Opinions expressed by Entrepreneur contributors are their own.

To soften the blow to the bank accounts of harried commuters, Uber partnered with employee benefits administrator WageWorks in August to allow riders in New York City to pay for UberPool rides using pre-tax income.

The partnership has since expanded to Boston and Washington, D.C, and beginning tomorrow, commuters in San Francisco, Philadelphia, Las Vegas, Denver, Atlanta, Miami and the state of New Jersey will be able to take advantage of this penny-pinching opportunity -- provided they are already enrolled in WageWorks commuter benefits through their employer.

Related: Uber and Lyft Will Collaborate With Public Transportation So You Don't Have to Own a Car

"The expansion of this partnership is a result of the success we saw in New York, and we're excited to continue to make our riders' commutes even easier in more U.S. cities," UberPOOL Product Manager Ronak Trivedi said in a press release. "By allowing our riders to use pre-tax benefits to pay for their uberPOOL commute, we're continuing to get people in fewer cars, while making their daily commutes more affordable."
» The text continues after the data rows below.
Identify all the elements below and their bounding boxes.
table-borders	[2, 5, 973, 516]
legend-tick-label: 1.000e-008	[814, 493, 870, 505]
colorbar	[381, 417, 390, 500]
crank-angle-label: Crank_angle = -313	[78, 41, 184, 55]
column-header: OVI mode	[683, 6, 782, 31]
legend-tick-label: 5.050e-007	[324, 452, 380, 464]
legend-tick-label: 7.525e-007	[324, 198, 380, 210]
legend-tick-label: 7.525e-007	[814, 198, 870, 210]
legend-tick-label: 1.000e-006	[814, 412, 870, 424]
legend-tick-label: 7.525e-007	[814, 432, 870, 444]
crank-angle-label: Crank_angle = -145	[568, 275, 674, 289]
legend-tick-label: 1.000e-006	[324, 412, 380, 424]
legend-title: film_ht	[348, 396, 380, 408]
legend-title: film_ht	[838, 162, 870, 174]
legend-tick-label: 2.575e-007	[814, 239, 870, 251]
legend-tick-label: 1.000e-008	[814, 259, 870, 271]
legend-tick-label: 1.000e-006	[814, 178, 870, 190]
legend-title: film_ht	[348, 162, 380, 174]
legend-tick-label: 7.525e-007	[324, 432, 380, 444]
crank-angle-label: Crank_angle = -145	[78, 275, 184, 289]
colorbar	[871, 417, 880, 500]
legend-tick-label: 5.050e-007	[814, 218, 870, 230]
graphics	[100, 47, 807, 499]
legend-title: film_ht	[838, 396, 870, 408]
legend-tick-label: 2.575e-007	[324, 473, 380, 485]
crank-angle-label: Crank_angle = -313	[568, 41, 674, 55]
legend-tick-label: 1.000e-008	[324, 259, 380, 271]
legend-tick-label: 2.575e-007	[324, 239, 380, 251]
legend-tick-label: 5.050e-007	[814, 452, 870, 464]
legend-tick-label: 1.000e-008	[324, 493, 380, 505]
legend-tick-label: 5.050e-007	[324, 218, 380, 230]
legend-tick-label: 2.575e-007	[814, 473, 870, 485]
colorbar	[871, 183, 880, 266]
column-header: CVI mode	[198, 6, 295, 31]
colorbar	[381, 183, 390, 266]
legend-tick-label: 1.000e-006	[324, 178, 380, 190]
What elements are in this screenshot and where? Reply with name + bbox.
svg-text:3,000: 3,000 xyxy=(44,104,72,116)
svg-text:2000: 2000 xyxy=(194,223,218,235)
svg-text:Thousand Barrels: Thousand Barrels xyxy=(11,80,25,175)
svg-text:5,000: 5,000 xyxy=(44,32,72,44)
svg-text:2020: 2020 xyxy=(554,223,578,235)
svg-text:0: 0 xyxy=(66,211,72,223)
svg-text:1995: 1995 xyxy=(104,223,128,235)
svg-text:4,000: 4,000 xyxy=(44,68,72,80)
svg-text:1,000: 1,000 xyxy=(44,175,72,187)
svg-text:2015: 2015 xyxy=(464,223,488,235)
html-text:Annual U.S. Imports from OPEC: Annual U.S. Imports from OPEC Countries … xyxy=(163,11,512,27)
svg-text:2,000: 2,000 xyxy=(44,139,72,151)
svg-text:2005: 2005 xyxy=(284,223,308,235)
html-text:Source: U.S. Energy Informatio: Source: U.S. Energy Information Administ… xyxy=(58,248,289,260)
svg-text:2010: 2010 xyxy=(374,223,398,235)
WageWorks works with approximately 58,000 employers in the U.S. to provide health savings accounts, flexible spending accounts, commuter benefits and more. Employees can save up to 40 percent on commuting costs when they contribute up to $255 per month in pre-tax income to a WageWorks Commuter Transit Account.
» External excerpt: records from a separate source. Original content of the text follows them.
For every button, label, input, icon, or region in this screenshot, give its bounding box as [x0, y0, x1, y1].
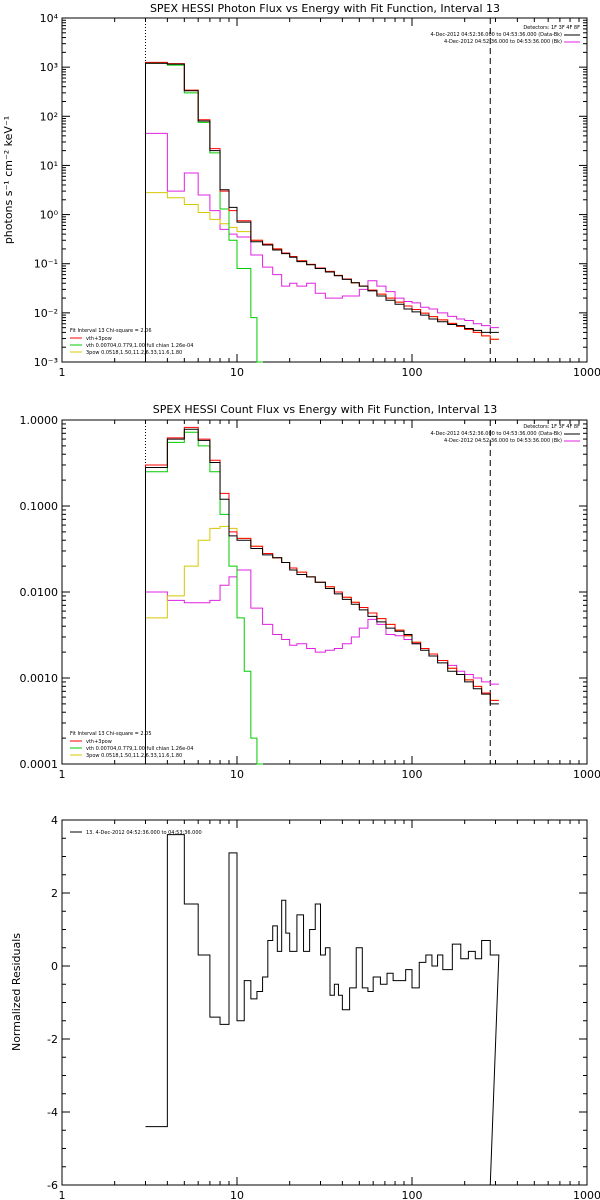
x-tick-label: 1 [59, 366, 66, 379]
series-data [144, 428, 499, 764]
series-total [144, 426, 499, 764]
series-data [144, 62, 499, 362]
x-tick-label: 100 [402, 366, 423, 379]
photon-flux-panel: SPEX HESSI Photon Flux vs Energy with Fi… [2, 2, 600, 379]
y-tick-label: 1.0000 [20, 414, 59, 427]
fit-legend-vth-2: vth 0.00704,0.779,1.00 full chian 1.26e-… [86, 746, 193, 752]
count-flux-title: SPEX HESSI Count Flux vs Energy with Fit… [153, 403, 497, 416]
y-tick-label: 10⁻³ [34, 356, 58, 369]
plot-frame [61, 17, 588, 363]
count-flux-panel: SPEX HESSI Count Flux vs Energy with Fit… [20, 403, 600, 781]
y-tick-label: 10² [40, 110, 58, 123]
y-tick-label: 10⁻¹ [34, 258, 58, 271]
y-tick-label: 0.0010 [20, 672, 59, 685]
legend-databk-2: 4-Dec-2012 04:52:36.000 to 04:53:36.000 … [430, 431, 562, 437]
x-tick-label: 1 [59, 768, 66, 781]
fit-legend-pow-1: 3pow 0.0518,1.50,11.2,6.33,11.6,1.80 [86, 350, 182, 356]
y-tick-label: 0 [51, 960, 58, 973]
y-tick-label: 10⁴ [40, 12, 59, 25]
residuals-ylabel: Normalized Residuals [10, 933, 23, 1051]
x-tick-label: 1000 [573, 768, 600, 781]
series-pow [144, 525, 499, 764]
series-bk [144, 569, 499, 764]
y-tick-label: 10³ [40, 61, 58, 74]
x-tick-label: 100 [402, 1189, 423, 1200]
x-tick-label: 1 [59, 1189, 66, 1200]
x-tick-label: 10 [230, 1189, 244, 1200]
y-tick-label: -2 [47, 1033, 58, 1046]
y-tick-label: 10⁻² [34, 307, 58, 320]
fit-legend-total-1: vth+3pow [86, 336, 112, 342]
fit-legend-vth-1: vth 0.00704,0.779,1.00 full chian 1.26e-… [86, 343, 193, 349]
photon-flux-title: SPEX HESSI Photon Flux vs Energy with Fi… [150, 2, 500, 15]
residual-legend-label: 13. 4-Dec-2012 04:52:36.000 to 04:53:36.… [86, 830, 202, 836]
y-tick-label: 0.0100 [20, 586, 59, 599]
x-tick-label: 1000 [573, 1189, 600, 1200]
legend-databk-1: 4-Dec-2012 04:52:36.000 to 04:53:36.000 … [430, 32, 562, 38]
legend-bk-1: 4-Dec-2012 04:52:36.000 to 04:53:36.000 … [444, 39, 562, 45]
legend-bk-2: 4-Dec-2012 04:52:36.000 to 04:53:36.000 … [444, 438, 562, 444]
fit-legend-total-2: vth+3pow [86, 739, 112, 745]
series-bk [144, 132, 499, 362]
fit-legend-title-1: Fit Interval 13 Chi-square = 2.06 [70, 328, 152, 334]
y-tick-label: 0.1000 [20, 500, 59, 513]
legend-detectors-2: Detectors: 1F 3F 4F 8F [523, 424, 580, 430]
series-data [145, 834, 500, 1186]
y-tick-label: 2 [51, 887, 58, 900]
x-tick-label: 100 [402, 768, 423, 781]
plot-frame [61, 419, 588, 765]
photon-flux-ylabel: photons s⁻¹ cm⁻² keV⁻¹ [2, 116, 15, 244]
y-tick-label: 10¹ [40, 159, 58, 172]
y-tick-label: -6 [47, 1179, 58, 1192]
y-tick-label: 10⁰ [40, 209, 59, 222]
y-tick-label: 4 [51, 814, 58, 827]
fit-legend-pow-2: 3pow 0.0518,1.50,11.2,6.33,11.6,1.80 [86, 753, 182, 759]
series-vth [144, 431, 264, 765]
series-pow [144, 192, 499, 362]
fit-legend-title-2: Fit Interval 13 Chi-square = 2.05 [70, 731, 152, 737]
plot-frame [61, 819, 588, 1186]
legend-detectors-1: Detectors: 1F 3F 4F 8F [523, 25, 580, 31]
x-tick-label: 10 [230, 768, 244, 781]
y-tick-label: 0.0001 [20, 758, 59, 771]
x-tick-label: 10 [230, 366, 244, 379]
residuals-panel: Normalized Residuals 13. 4-Dec-2012 04:5… [10, 814, 600, 1200]
x-tick-label: 1000 [573, 366, 600, 379]
y-tick-label: -4 [47, 1106, 58, 1119]
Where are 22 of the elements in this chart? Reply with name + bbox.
Related: Uber Hopes to Fly Around Commuters in 10 Years

While the partnership will help employees save on their commutes and employers save on payroll taxes, it's also a smart move for Uber in its self-described quest to get "more people into fewer cars." By offering the WageWorks benefit only to UberPool riders, Uber is minimizing the number of single-passenger vehicles on the roads.

It could work out one of the kinks of the carpool option: Many UberPool riders never encounter a fellow passenger, and this will encourage use of the service. Now, as the company helps employees across the country save money on their commutes, it just has to find more ways to account for the fact that UberPool is reportedly a rip-off for some of its drivers.